Strengths and limitations
We employed Mendelian randomization (MR) to investigate the association between smoking behavior and viral hepatitis. This approach utilizes genetic variants as instrumental variables, effectively mitigating confounding biases and reverse causation inherent in conventional observational studies. The smoking-associated genetic instruments were derived from large-scale genome-wide association studies (GWAS), with genome-wide significant associations (p<5×10-8) ensuring instrument validity. However, it should be noted that our research has certain limitations. First, the GWAS summary statistics used in our analysis were predominantly derived from European populations, which may limit the generalizability of the findings to other ethnic groups. Second, we did not apply additional pleiotropy-robust methods such as MR-PRESSO, which could help identify and correct for potential outlier variants, and thus we cannot completely rule out the presence of residual horizontal pleiotropy.
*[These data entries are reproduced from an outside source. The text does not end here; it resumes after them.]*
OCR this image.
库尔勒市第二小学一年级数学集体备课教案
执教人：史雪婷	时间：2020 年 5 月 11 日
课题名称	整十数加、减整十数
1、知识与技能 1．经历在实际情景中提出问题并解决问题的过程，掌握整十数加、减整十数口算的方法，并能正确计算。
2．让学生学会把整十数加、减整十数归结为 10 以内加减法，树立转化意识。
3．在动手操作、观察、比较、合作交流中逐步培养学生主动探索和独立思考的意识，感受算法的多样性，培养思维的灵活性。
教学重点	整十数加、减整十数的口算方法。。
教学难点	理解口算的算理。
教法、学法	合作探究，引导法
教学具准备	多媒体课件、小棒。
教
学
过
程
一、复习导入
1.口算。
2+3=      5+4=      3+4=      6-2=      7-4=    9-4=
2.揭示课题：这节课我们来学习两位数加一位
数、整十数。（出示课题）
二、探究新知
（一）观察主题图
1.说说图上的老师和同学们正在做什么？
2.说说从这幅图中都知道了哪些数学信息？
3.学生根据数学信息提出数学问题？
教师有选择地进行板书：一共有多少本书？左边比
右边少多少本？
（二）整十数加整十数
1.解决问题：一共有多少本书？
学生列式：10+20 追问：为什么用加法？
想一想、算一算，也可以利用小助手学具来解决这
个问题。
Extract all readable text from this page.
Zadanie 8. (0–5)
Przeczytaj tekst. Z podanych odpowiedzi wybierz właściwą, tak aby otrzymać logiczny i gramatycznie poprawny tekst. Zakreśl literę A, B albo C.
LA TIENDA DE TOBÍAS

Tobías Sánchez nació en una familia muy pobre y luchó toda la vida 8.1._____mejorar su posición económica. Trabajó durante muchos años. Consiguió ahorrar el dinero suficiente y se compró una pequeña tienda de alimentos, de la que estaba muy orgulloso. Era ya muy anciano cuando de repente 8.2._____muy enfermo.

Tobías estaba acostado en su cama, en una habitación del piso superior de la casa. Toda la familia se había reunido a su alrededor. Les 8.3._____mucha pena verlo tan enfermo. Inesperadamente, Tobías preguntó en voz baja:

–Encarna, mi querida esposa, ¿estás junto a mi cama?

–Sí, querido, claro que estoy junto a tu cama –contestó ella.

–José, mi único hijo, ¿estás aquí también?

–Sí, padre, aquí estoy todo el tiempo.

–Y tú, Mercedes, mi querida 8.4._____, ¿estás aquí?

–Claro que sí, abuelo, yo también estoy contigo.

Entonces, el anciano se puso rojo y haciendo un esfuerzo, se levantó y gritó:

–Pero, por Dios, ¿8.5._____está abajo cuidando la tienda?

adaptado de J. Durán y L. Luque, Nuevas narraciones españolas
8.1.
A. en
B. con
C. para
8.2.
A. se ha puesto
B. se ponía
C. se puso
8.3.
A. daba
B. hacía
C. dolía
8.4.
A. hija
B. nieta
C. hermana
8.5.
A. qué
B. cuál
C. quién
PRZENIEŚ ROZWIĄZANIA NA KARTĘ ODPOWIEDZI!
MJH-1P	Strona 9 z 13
In addition, genetic variants associated with certain potential confounders, such as alcohol consumption or metabolic traits, were not systematically excluded, and future studies may benefit from more refined instrument selection. It is also worth noting that the outcome variable – viral hepatitis – was analyzed in binary form, which limits exploration of potential dose-response relationships or disease severity gradients. Therefore, while our results provide genetic evidence for associations between smoking-related behaviors and viral hepatitis, they should be interpreted with appropriate caution.
Future research
Future research should further expand the sample size and integrate more environmental variables (such as alcohol consumption, metabolic syndrome, etc.) to more comprehensively assess the relationship between smoking and viral hepatitis. In addition, indepth biological research on the modes of action of related SNPs will help reveal the specific pathways through which smoking behavior affects liver health and provide a stronger basis for personalized intervention measures. Further studies incorporating multi-ethnic data, stratified analyses, and pleiotropyrobust methodologies are warranted to enhance the robustness and applicability of the findings.